28. Mai 2011, Neue Zürcher Zeitung / NZZexecutive
Wie Manager kommunizieren
Aus der HRM-Forschung
Alexandra Arnold, Lehrstuhl HR-Management, Universität Zürich
Manager verbringen einen Grossteil ihres Arbeitstages damit, zu kommunizieren. In den achtziger Jahren fand dieser Informationsaustausch hauptsächlich «face to face» statt. Ein Vierteljahrhundert später werden Informationen nicht nur im persönlichen Gespräch, sondern auch per Telefon, E-Mail, Sofort- und Textnachrichten oder Intranet ausgetauscht. Wie allerdings Manager unterschiedliche Medien zur Kommunikation nutzen, ist noch schlecht erforscht.
Das Team der Professoren Paul Leonardi von der Northwestern University in Evanston und Tsedal Neeley von der Harvard Business School begleitete während insgesamt 256 Stunden dreizehn Projektmanager in sechs Unternehmen auf Schritt und Tritt. Jede Information wurde aufgezeichnet, die ein Manager empfing oder sandte. Die Forscher entdeckten dabei, dass jede siebte Mitteilung des Projektmanagers redundant ist. Dies bedeutet, dass Manager dieselbe Nachricht zu einem späteren Zeitpunkt über ein anderes Medium nochmals an denselben Empfänger senden. Manager wiederholen ihre Informationen hauptsächlich, um ihre Mitarbeitenden auf Projektverzögerungen oder neue Projektanforderungen aufmerksam zu machen.

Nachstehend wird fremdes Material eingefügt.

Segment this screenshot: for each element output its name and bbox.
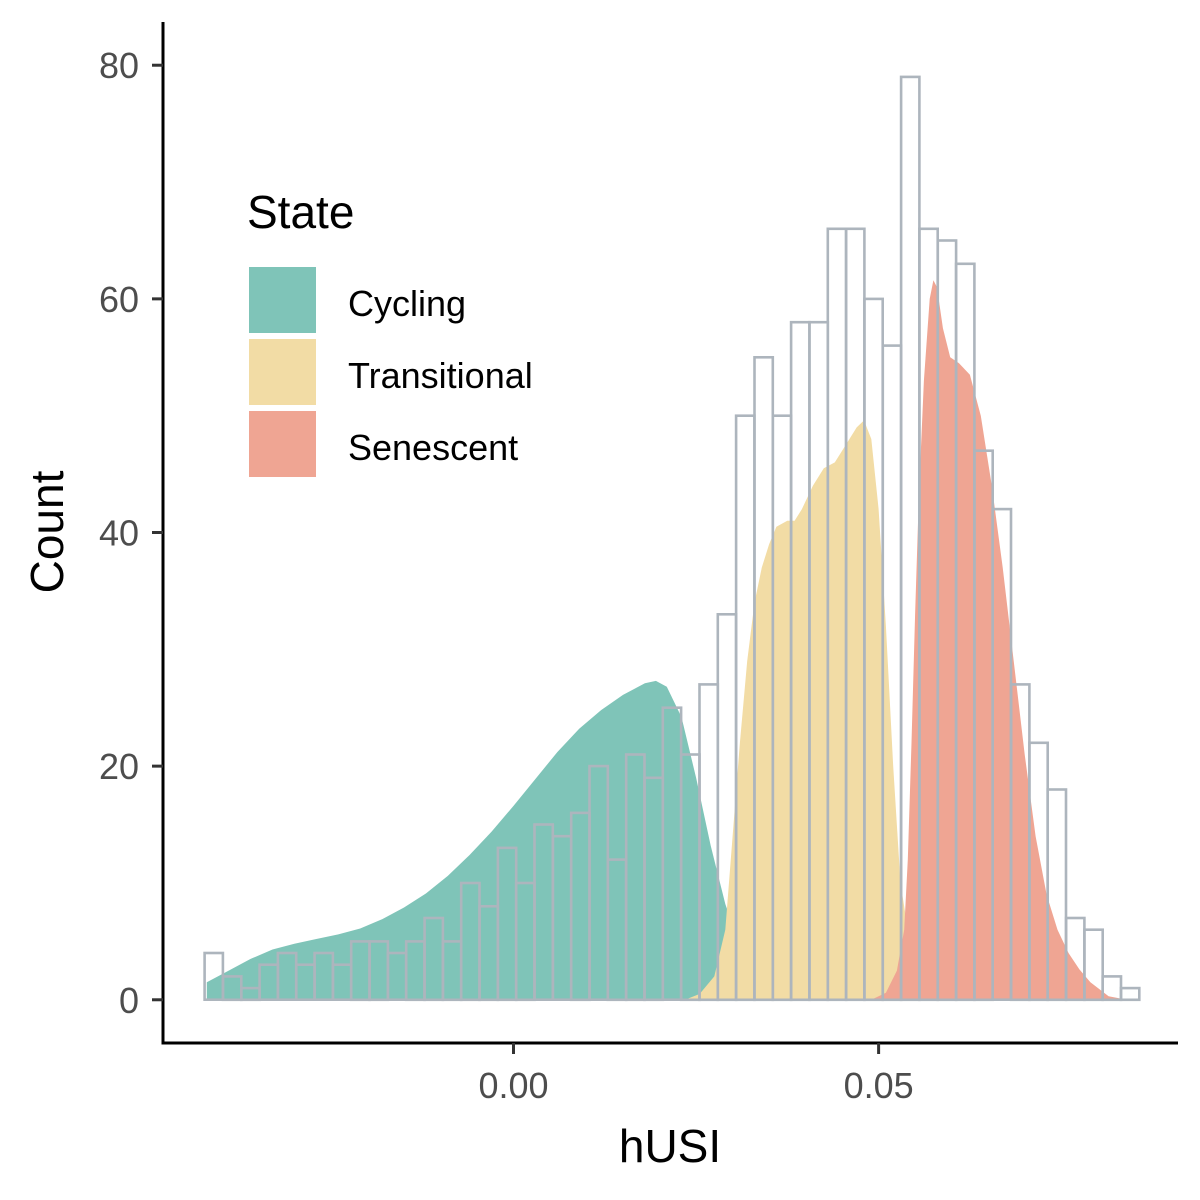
density-area-cycling	[206, 680, 850, 1000]
histogram-bar	[1083, 928, 1105, 1002]
density-layer	[206, 280, 1127, 1000]
legend-label-cycling: Cycling	[348, 283, 466, 324]
density-area-senescent	[871, 280, 1127, 1000]
y-tick-label: 0	[119, 980, 139, 1021]
histogram-bar	[1119, 986, 1141, 1002]
legend-key-transitional	[249, 339, 316, 405]
legend-key-senescent	[249, 411, 316, 477]
x-tick-label: 0.05	[844, 1065, 914, 1106]
histogram-layer	[203, 75, 1141, 1002]
x-tick-label: 0.00	[478, 1065, 548, 1106]
legend: State Cycling Transitional Senescent	[247, 186, 533, 477]
y-tick-label: 40	[99, 513, 139, 554]
legend-label-senescent: Senescent	[348, 427, 518, 468]
density-area-transitional	[685, 420, 952, 1000]
x-ticks: 0.00 0.05	[478, 1043, 914, 1106]
x-axis-title: hUSI	[619, 1120, 721, 1172]
y-axis-title: Count	[21, 470, 73, 593]
y-tick-label: 20	[99, 746, 139, 787]
legend-label-transitional: Transitional	[348, 355, 533, 396]
y-tick-label: 80	[99, 45, 139, 86]
y-tick-label: 60	[99, 279, 139, 320]
y-ticks: 0 20 40 60 80	[99, 45, 163, 1021]
histogram-bar	[1046, 788, 1068, 1002]
legend-key-cycling	[249, 267, 316, 333]
legend-title: State	[247, 186, 354, 238]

Abhängig von der Positionsmacht des Projektmanagers unterscheidet sich die Art und Weise, wie redundante Informationen eingesetzt werden, deutlich. Acht der insgesamt dreizehn Manager können beispielsweise die Beurteilung der Leistung der Beschäftigten oder die Entscheidung über deren Beförderung beeinflussen und verfügen somit über eine hohe Positionsmacht. Diese Manager verwenden redundante Informationen eher in einer passiven Form. Sie sind davon überzeugt, dass sie ihre Mitarbeitenden nur einmal darüber informieren müssen, was zu tun ist. Erst wenn eine Reaktion auf diese Information ausbleibt, wird dieselbe Nachricht nochmals übermittelt. Im Gegensatz dazu benutzen Manager mit geringer Positionsmacht den Einsatz von redundanten Nachrichten als strategisches Mittel, damit ihre Nachricht nicht in der Informationsflut untergeht. Dabei lassen sie einer wichtigen Information oft in kurzem Abstand absichtlich die gleiche Nachricht nochmals folgen.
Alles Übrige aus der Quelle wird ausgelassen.